Researchers find new way to vaccinate against flu
The researchers discovered that by injecting individuals with multiple strains of distinct influenza, the immune system had a greater chance of being stimulated and fighting off other strains of influenza. Their research looked at varying strains of H1N1, and found that people who were vaccinated against a seasonal H1N1 were shown to have greater antibody response against a pandemic version of H1N1.
"Influenza vaccines are very safe and provide good protection," Scott Hensley, assistant professor at The Wistar Institute and corresponding author on the study, said. "However, we need to continuously update seasonal flu vaccines because influenza viral proteins change over time. Since influenza viruses are constantly changing, we all have unique pre-exposure histories that depend on when we were born and the specific types of viruses that circulated during our childhood."

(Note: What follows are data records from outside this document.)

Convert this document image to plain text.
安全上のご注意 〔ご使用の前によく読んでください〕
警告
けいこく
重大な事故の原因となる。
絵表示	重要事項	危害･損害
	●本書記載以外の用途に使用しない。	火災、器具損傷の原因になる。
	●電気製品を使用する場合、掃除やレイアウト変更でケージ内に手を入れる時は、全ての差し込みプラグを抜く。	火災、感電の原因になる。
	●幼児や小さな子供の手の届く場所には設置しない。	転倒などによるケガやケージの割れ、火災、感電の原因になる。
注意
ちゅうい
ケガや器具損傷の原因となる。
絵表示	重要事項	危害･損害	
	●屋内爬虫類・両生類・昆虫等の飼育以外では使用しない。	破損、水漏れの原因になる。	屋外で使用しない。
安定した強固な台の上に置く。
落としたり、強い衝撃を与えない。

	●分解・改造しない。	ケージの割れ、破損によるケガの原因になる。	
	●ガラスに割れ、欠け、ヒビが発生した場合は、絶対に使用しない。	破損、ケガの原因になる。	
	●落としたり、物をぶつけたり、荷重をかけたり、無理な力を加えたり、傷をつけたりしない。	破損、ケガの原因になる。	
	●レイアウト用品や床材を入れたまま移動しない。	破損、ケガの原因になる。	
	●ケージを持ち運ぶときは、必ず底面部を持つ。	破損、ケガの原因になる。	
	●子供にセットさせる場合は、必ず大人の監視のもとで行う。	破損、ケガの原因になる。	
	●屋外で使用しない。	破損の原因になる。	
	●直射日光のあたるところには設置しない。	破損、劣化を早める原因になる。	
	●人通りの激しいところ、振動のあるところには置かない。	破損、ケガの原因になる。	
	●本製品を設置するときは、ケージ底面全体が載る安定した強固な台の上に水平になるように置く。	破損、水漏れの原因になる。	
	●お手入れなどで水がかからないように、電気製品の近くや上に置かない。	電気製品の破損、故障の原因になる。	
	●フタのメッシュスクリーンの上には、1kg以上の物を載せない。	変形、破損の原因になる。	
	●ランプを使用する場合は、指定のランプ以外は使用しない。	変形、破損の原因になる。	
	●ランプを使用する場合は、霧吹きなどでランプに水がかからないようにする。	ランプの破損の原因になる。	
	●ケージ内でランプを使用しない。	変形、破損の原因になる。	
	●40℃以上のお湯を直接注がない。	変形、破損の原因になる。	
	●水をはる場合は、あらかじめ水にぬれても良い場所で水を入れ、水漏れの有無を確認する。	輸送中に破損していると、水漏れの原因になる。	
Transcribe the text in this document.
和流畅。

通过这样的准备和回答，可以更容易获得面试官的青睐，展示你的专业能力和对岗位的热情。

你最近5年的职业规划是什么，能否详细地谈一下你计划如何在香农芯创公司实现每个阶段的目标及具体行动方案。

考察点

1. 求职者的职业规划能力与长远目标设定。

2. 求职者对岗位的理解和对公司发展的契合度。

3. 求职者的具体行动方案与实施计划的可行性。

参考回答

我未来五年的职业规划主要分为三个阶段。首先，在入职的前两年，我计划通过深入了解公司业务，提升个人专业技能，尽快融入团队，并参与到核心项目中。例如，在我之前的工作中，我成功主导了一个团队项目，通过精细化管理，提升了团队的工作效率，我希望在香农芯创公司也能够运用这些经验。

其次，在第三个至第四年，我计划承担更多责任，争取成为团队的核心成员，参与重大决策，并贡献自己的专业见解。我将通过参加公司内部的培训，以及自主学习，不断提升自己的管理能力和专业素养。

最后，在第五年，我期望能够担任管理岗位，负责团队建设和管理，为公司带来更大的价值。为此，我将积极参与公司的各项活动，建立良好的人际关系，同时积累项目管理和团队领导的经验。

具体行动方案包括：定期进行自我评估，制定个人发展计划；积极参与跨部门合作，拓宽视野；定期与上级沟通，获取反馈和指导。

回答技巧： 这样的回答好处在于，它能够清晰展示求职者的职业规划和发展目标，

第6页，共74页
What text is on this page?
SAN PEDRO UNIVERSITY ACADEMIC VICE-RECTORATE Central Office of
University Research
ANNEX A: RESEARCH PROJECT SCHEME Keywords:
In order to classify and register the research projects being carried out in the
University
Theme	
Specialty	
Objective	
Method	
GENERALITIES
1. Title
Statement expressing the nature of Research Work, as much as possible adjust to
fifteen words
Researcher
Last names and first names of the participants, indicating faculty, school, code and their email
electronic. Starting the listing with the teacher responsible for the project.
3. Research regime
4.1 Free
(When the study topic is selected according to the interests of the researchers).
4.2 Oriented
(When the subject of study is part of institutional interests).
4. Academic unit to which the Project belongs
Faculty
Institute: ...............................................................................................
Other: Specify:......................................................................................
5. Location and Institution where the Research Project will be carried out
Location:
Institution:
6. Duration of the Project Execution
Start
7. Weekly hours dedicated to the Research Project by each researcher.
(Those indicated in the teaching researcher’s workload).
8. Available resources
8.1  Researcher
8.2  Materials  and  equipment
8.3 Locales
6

The researchers believe that vaccinating a child with antigenical distinct viral strains of influenza might help spur antibody responses against varying types of strains of influenza.
"Our studies demonstrate that individuals that are infected sequentially with dramatically different influenza strains mount antibody responses against a conserved region of influenza virus," Hensley said. "Since we now know that pre-exposure events can influence vaccine responsiveness in a predictable way, we can begin to design vaccine regiments that preferentially elicit antibody responses against conserved regions of influenza virus."